Auch der designierte Oberbürgermeister von Düsseldorf, Thomas Geisel (SPD), war vom Konzept der Quadriennale 2014 nicht überzeugt. Es habe "nicht so hundertprozentig hingehauen", sagte er unserer Zeitung zurückhaltend. Ob und wie es mit der Quadriennale weitergehe, werde man nach einer gründlichen Bewertung der zurückliegenden vier Monate entscheiden. Generell sei er aufgeschlossen für ein Programm, "das den Ruf der Kulturstadt Düsseldorf hebt", so dass die vor allem mit ihrem Schauspielhaus gebeutelte Stadt an ruhmreichere Zeiten anknüpfen könnte. Geisel strebt einerseits "mehr Engagement in der freien Szene" an, setzt andererseits aber auch auf die "Leuchttürme" der Hochkultur, die der Stadt wieder zu Strahlkraft verhelfen sollen.

Näher will sich der ab September amtierende Oberbürgermeister noch nicht äußern. Ein Griff in Düsseldorfs Kulturgeschichte könnte ihm helfen, für das Kunst-Festival den rechten Weg zu finden.

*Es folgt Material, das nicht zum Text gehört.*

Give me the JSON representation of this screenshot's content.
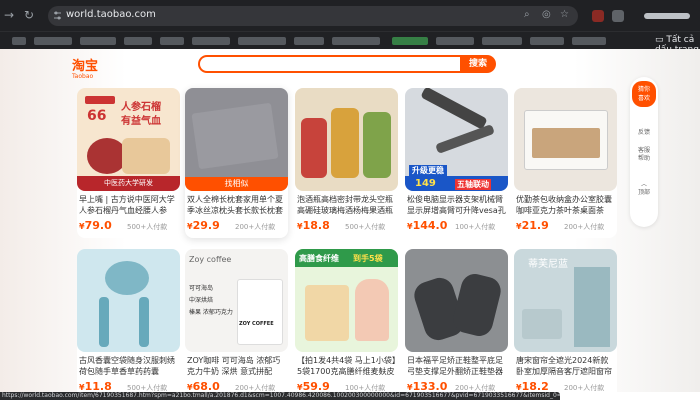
{
  "browser": {
    "url": "world.taobao.com",
    "bookmark_folder_label": "Tất cả dấu trang"
  },
  "header": {
    "logo_cn": "淘宝",
    "logo_en": "Taobao",
    "search_button": "搜索",
    "search_placeholder": ""
  },
  "products": [
    {
      "title": "早上嘴 | 古方说中医阿大学人参石榴丹气血经腰人参",
      "price": "79.0",
      "sales": "500+人付款",
      "img_text1": "人参石榴",
      "img_text2": "有益气血",
      "img_badge": "中医药大学研发",
      "img_price": "66"
    },
    {
      "title": "双人全棉长枕套家用单个夏季冰丝凉枕头套长款长枕套",
      "price": "29.9",
      "sales": "200+人付款",
      "similar": "找相似"
    },
    {
      "title": "泡酒瓶高档密封带龙头空瓶高硼硅玻璃梅酒杨梅果酒瓶",
      "price": "18.8",
      "sales": "500+人付款"
    },
    {
      "title": "松俊电脑显示器支架机械臂显示屏增高臂可升降vesa孔",
      "price": "144.0",
      "sales": "100+人付款",
      "img_text1": "升级更稳",
      "img_text2": "五轴联动",
      "img_price": "149"
    },
    {
      "title": "优勤茶包收纳盒办公室胶囊咖啡亚克力茶叶茶桌面茶",
      "price": "21.9",
      "sales": "200+人付款"
    },
    {
      "title": "古风香囊空袋随身汉服刺绣荷包随手草香草药药囊",
      "price": "11.8",
      "sales": "500+人付款"
    },
    {
      "title": "ZOY咖啡 可可海岛 浓郁巧克力牛奶 深烘 意式拼配",
      "price": "68.0",
      "sales": "200+人付款",
      "img_text1": "Zoy coffee",
      "img_text2": "可可海岛",
      "img_text3": "中深烘焙",
      "img_text4": "榛果 浓郁巧克力",
      "img_brand": "ZOY COFFEE"
    },
    {
      "title": "【拍1发4共4袋 马上1小袋】5袋1700克高膳纤维麦麸皮膳",
      "price": "59.9",
      "sales": "100+人付款",
      "img_text1": "高膳食纤维",
      "img_text2": "到手5袋"
    },
    {
      "title": "日本福平足矫正鞋整平底足弓垫支撑足外翻矫正鞋垫器",
      "price": "133.0",
      "sales": "200+人付款"
    },
    {
      "title": "唐宋窗帘全遮光2024新款卧室加厚隔音客厅遮阳窗帘",
      "price": "18.2",
      "sales": "200+人付款",
      "img_text1": "蒂芙尼蓝"
    }
  ],
  "sidebar": {
    "top_label_1": "猜你",
    "top_label_2": "喜欢",
    "item_feedback": "反馈",
    "item_service": "客服",
    "item_service_2": "帮助",
    "item_top": "顶部"
  },
  "status": {
    "link": "https://world.taobao.com/item/67190351687.htm?spm=a21bo.tmall/a.201876.d1&scm=1007.40986.420086.100200300000000&id=671903516677&pvid=6719033516677&itemsid_0=FdGrqIqfEmpz-0.a2141.241046.global_feeds.2&itemIds=719023516677&scm=1007.35313.250647.0&reqionsr=GLOBAL"
  },
  "colors": {
    "accent": "#ff5000",
    "chrome": "#202124"
  }
}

Zwei Jahrzehnte vor der Premiere der Quadriennale gab es nämlich schon einmal einen solchen Zyklus - mit einem packenden Thema. Unter dem Titel "1937. Europa vor dem Zweiten Weltkrieg" erinnerten Düsseldorfer Museen an die unermesslichen Verluste, welche die moderne Kunst im "Dritten Reich" erlitten hat, als die Nationalsozialisten Tausende von Werken der besten Künstler jener Zeit ins Ausland verkauften.

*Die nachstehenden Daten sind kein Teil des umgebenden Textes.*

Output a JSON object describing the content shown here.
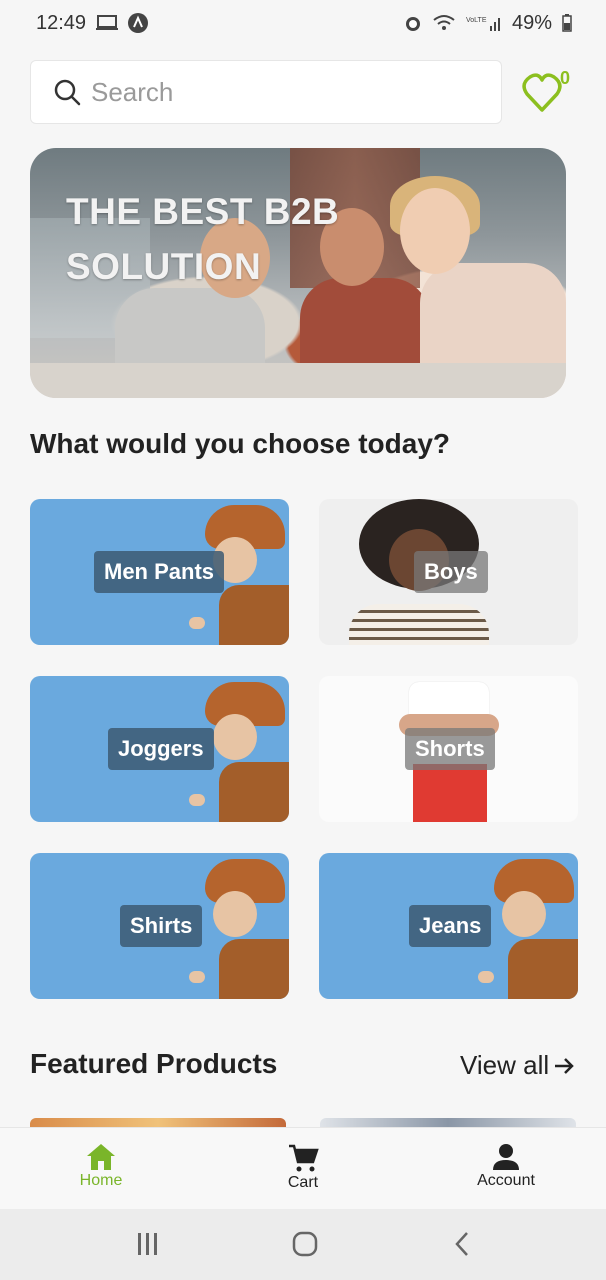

Für diesen weit über Düsseldorf hinaus beachteten Zyklus bedurfte es keines Intendanten von außen. Der damalige Ausstellungsleiter der Kunstsammlung NRW, Jörn Merkert, riss mit seiner Begeisterung die Leiter der übrigen Institute mit und bescherte Düsseldorf ein frühes Beispiel einer gelingenden Quadriennale.

Unvergesslich der Vortrag von Kunstsammlungs-Chef Werner Schmalenbach darüber, wie er die sich verdüsternden, gespenstischen 30er Jahre erlebte.